At this point I have to confess that I am not really sure what another potentially solvable problem is for ERM. I know that there are lots of problems – but are they solvable? Every problem I can come up with seems to have an immediately obvious roadblock. One such issue is that of adjusting each individual’s risk tolerance. With the exception of Andy Lo’s (and others) work on “neurobehaviouralfinancechemistry” I am not sure this is an area for academic development. My own academic ethics department I am sure would have trouble if I suggested doing work in this area.

Perhaps another potentially solvable problem of ERM is that of believing that we have to know everything in order for a field to be acceptable. In my mind ERM is a field by which we cannot know everything – but try telling that to a risk manager that has been trained in the field of mathematics. Knowing everything is only a matter of being smarter to know better the mind of God – or whatever deity that sets the whims of business risk.

The above point brings to mind something that I just read in the book “Shop Class as Soulcraft” by Matthew Crawford (The Penguin Press, 2009). He states “The mechanic and the doctor deal with failure everyday, even if they are expert, whereas the builder does not. This is because the things they fix are not of their own making, and are therefore never known in a comprehensive absolute way.” In my opinion, Matthew Crawford could have also been talking about risk engineers, as the things they try to fix (risks) are not of their own making – they are the making of the very complex socio-economic business world that we live in. I intend to write a blog in the near future on this specific theme.

The bottom line is that ERM as a field has to overcome the problem of believing that it has to be able to solve or prevent (or mitigate, or properly embrace) every risk that is known and even unknown. This is a fool’s errand. However I am not sure it is a solvable problem in our world that only listens to all-knowing, omnipotent experts.
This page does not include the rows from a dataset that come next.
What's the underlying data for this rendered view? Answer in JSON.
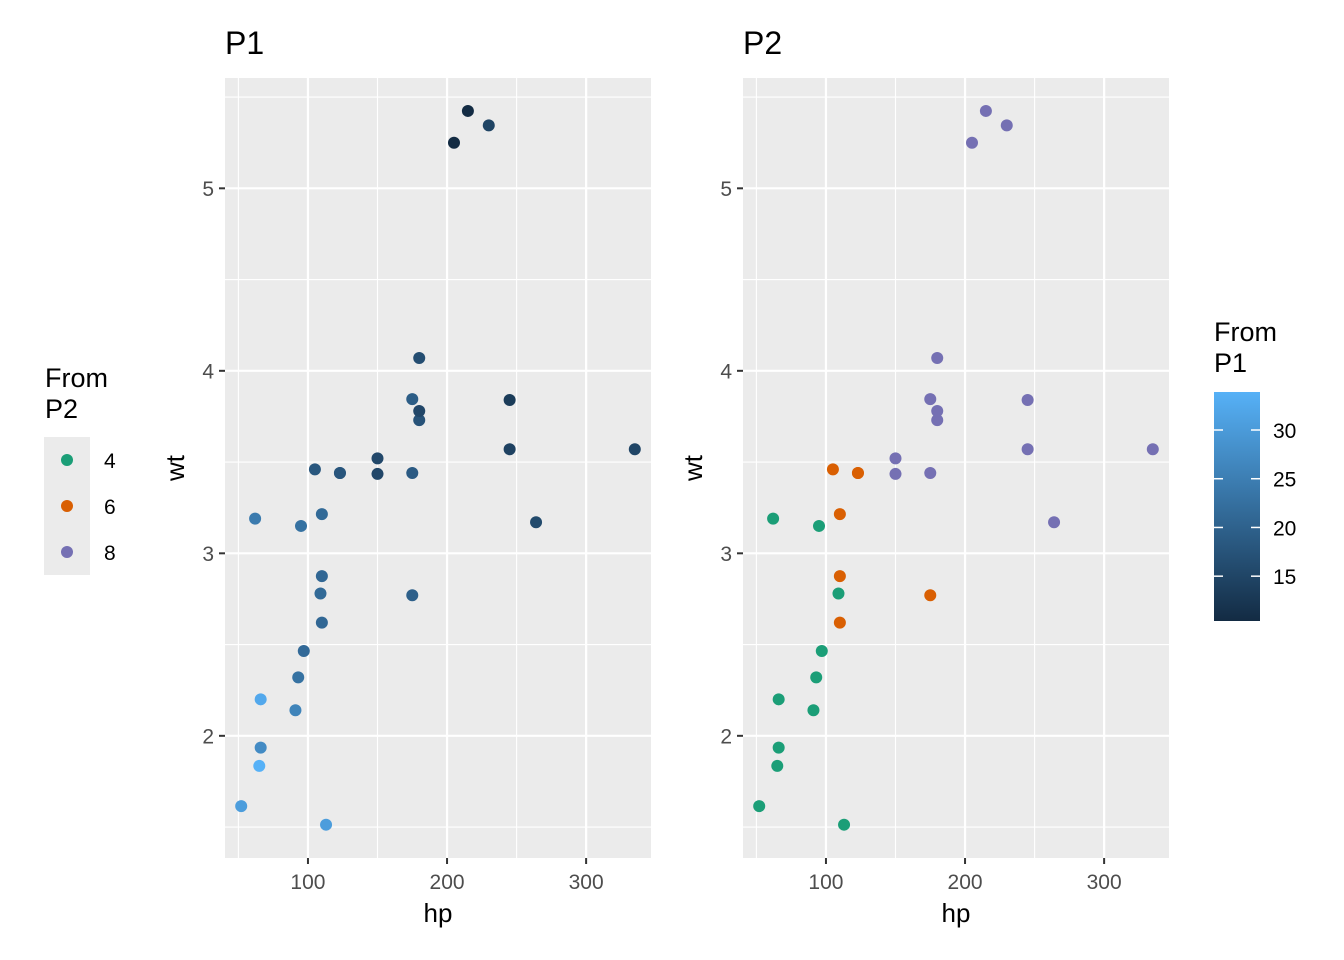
{
  "colors": {
    "panel_bg": "#EBEBEB",
    "grid": "#FFFFFF",
    "tick_text": "#4D4D4D",
    "cyl_4": "#1B9E77",
    "cyl_6": "#D95F02",
    "cyl_8": "#7570B3",
    "gradient_low": "#132B43",
    "gradient_high": "#56B1F7"
  },
  "legend_p2": {
    "title_line1": "From",
    "title_line2": "P2",
    "items": [
      {
        "label": "4",
        "color": "#1B9E77"
      },
      {
        "label": "6",
        "color": "#D95F02"
      },
      {
        "label": "8",
        "color": "#7570B3"
      }
    ]
  },
  "legend_p1": {
    "title_line1": "From",
    "title_line2": "P1",
    "min": 10.4,
    "max": 33.9,
    "ticks": [
      "15",
      "20",
      "25",
      "30"
    ],
    "tick_values": [
      15,
      20,
      25,
      30
    ]
  },
  "chart_data": [
    {
      "type": "scatter",
      "title": "P1",
      "xlabel": "hp",
      "ylabel": "wt",
      "xlim": [
        40.35,
        346.65
      ],
      "ylim": [
        1.3305,
        5.6045
      ],
      "xticks": [
        "100",
        "200",
        "300"
      ],
      "yticks": [
        "2",
        "3",
        "4",
        "5"
      ],
      "color_by": "mpg",
      "points": [
        {
          "x": 110,
          "y": 2.62,
          "mpg": 21.0
        },
        {
          "x": 110,
          "y": 2.875,
          "mpg": 21.0
        },
        {
          "x": 93,
          "y": 2.32,
          "mpg": 22.8
        },
        {
          "x": 110,
          "y": 3.215,
          "mpg": 21.4
        },
        {
          "x": 175,
          "y": 3.44,
          "mpg": 18.7
        },
        {
          "x": 105,
          "y": 3.46,
          "mpg": 18.1
        },
        {
          "x": 245,
          "y": 3.57,
          "mpg": 14.3
        },
        {
          "x": 62,
          "y": 3.19,
          "mpg": 24.4
        },
        {
          "x": 95,
          "y": 3.15,
          "mpg": 22.8
        },
        {
          "x": 123,
          "y": 3.44,
          "mpg": 19.2
        },
        {
          "x": 123,
          "y": 3.44,
          "mpg": 17.8
        },
        {
          "x": 180,
          "y": 4.07,
          "mpg": 16.4
        },
        {
          "x": 180,
          "y": 3.73,
          "mpg": 17.3
        },
        {
          "x": 180,
          "y": 3.78,
          "mpg": 15.2
        },
        {
          "x": 205,
          "y": 5.25,
          "mpg": 10.4
        },
        {
          "x": 215,
          "y": 5.424,
          "mpg": 10.4
        },
        {
          "x": 230,
          "y": 5.345,
          "mpg": 14.7
        },
        {
          "x": 66,
          "y": 2.2,
          "mpg": 32.4
        },
        {
          "x": 52,
          "y": 1.615,
          "mpg": 30.4
        },
        {
          "x": 65,
          "y": 1.835,
          "mpg": 33.9
        },
        {
          "x": 97,
          "y": 2.465,
          "mpg": 21.5
        },
        {
          "x": 150,
          "y": 3.52,
          "mpg": 15.5
        },
        {
          "x": 150,
          "y": 3.435,
          "mpg": 15.2
        },
        {
          "x": 245,
          "y": 3.84,
          "mpg": 13.3
        },
        {
          "x": 175,
          "y": 3.845,
          "mpg": 19.2
        },
        {
          "x": 66,
          "y": 1.935,
          "mpg": 27.3
        },
        {
          "x": 91,
          "y": 2.14,
          "mpg": 26.0
        },
        {
          "x": 113,
          "y": 1.513,
          "mpg": 30.4
        },
        {
          "x": 264,
          "y": 3.17,
          "mpg": 15.8
        },
        {
          "x": 175,
          "y": 2.77,
          "mpg": 19.7
        },
        {
          "x": 335,
          "y": 3.57,
          "mpg": 15.0
        },
        {
          "x": 109,
          "y": 2.78,
          "mpg": 21.4
        }
      ]
    },
    {
      "type": "scatter",
      "title": "P2",
      "xlabel": "hp",
      "ylabel": "wt",
      "xlim": [
        40.35,
        346.65
      ],
      "ylim": [
        1.3305,
        5.6045
      ],
      "xticks": [
        "100",
        "200",
        "300"
      ],
      "yticks": [
        "2",
        "3",
        "4",
        "5"
      ],
      "color_by": "cyl",
      "points": [
        {
          "x": 110,
          "y": 2.62,
          "cyl": 6
        },
        {
          "x": 110,
          "y": 2.875,
          "cyl": 6
        },
        {
          "x": 93,
          "y": 2.32,
          "cyl": 4
        },
        {
          "x": 110,
          "y": 3.215,
          "cyl": 6
        },
        {
          "x": 175,
          "y": 3.44,
          "cyl": 8
        },
        {
          "x": 105,
          "y": 3.46,
          "cyl": 6
        },
        {
          "x": 245,
          "y": 3.57,
          "cyl": 8
        },
        {
          "x": 62,
          "y": 3.19,
          "cyl": 4
        },
        {
          "x": 95,
          "y": 3.15,
          "cyl": 4
        },
        {
          "x": 123,
          "y": 3.44,
          "cyl": 6
        },
        {
          "x": 123,
          "y": 3.44,
          "cyl": 6
        },
        {
          "x": 180,
          "y": 4.07,
          "cyl": 8
        },
        {
          "x": 180,
          "y": 3.73,
          "cyl": 8
        },
        {
          "x": 180,
          "y": 3.78,
          "cyl": 8
        },
        {
          "x": 205,
          "y": 5.25,
          "cyl": 8
        },
        {
          "x": 215,
          "y": 5.424,
          "cyl": 8
        },
        {
          "x": 230,
          "y": 5.345,
          "cyl": 8
        },
        {
          "x": 66,
          "y": 2.2,
          "cyl": 4
        },
        {
          "x": 52,
          "y": 1.615,
          "cyl": 4
        },
        {
          "x": 65,
          "y": 1.835,
          "cyl": 4
        },
        {
          "x": 97,
          "y": 2.465,
          "cyl": 4
        },
        {
          "x": 150,
          "y": 3.52,
          "cyl": 8
        },
        {
          "x": 150,
          "y": 3.435,
          "cyl": 8
        },
        {
          "x": 245,
          "y": 3.84,
          "cyl": 8
        },
        {
          "x": 175,
          "y": 3.845,
          "cyl": 8
        },
        {
          "x": 66,
          "y": 1.935,
          "cyl": 4
        },
        {
          "x": 91,
          "y": 2.14,
          "cyl": 4
        },
        {
          "x": 113,
          "y": 1.513,
          "cyl": 4
        },
        {
          "x": 264,
          "y": 3.17,
          "cyl": 8
        },
        {
          "x": 175,
          "y": 2.77,
          "cyl": 6
        },
        {
          "x": 335,
          "y": 3.57,
          "cyl": 8
        },
        {
          "x": 109,
          "y": 2.78,
          "cyl": 4
        }
      ]
    }
  ]
}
There are of course a host of other problems that ERM experts and academics (notice I did not lump the two together) are working on, including:
  • quantification of operational, strategic, legal, human, reputation etc. risks
  • a common quantification scale for all of the above
  • Black-Swan quantification / tail modeling
  • systematic and comprehensive risk identification schemes
  • accreditation programs (not sure why this is a problem, but I suspect that someone sees a solution ($$$$) in accreditation despite the lack of a problem)
  • training for Boards of Directors
I am sure there are a host of others. As always, I would be delighted to have my readers share their thoughts on this.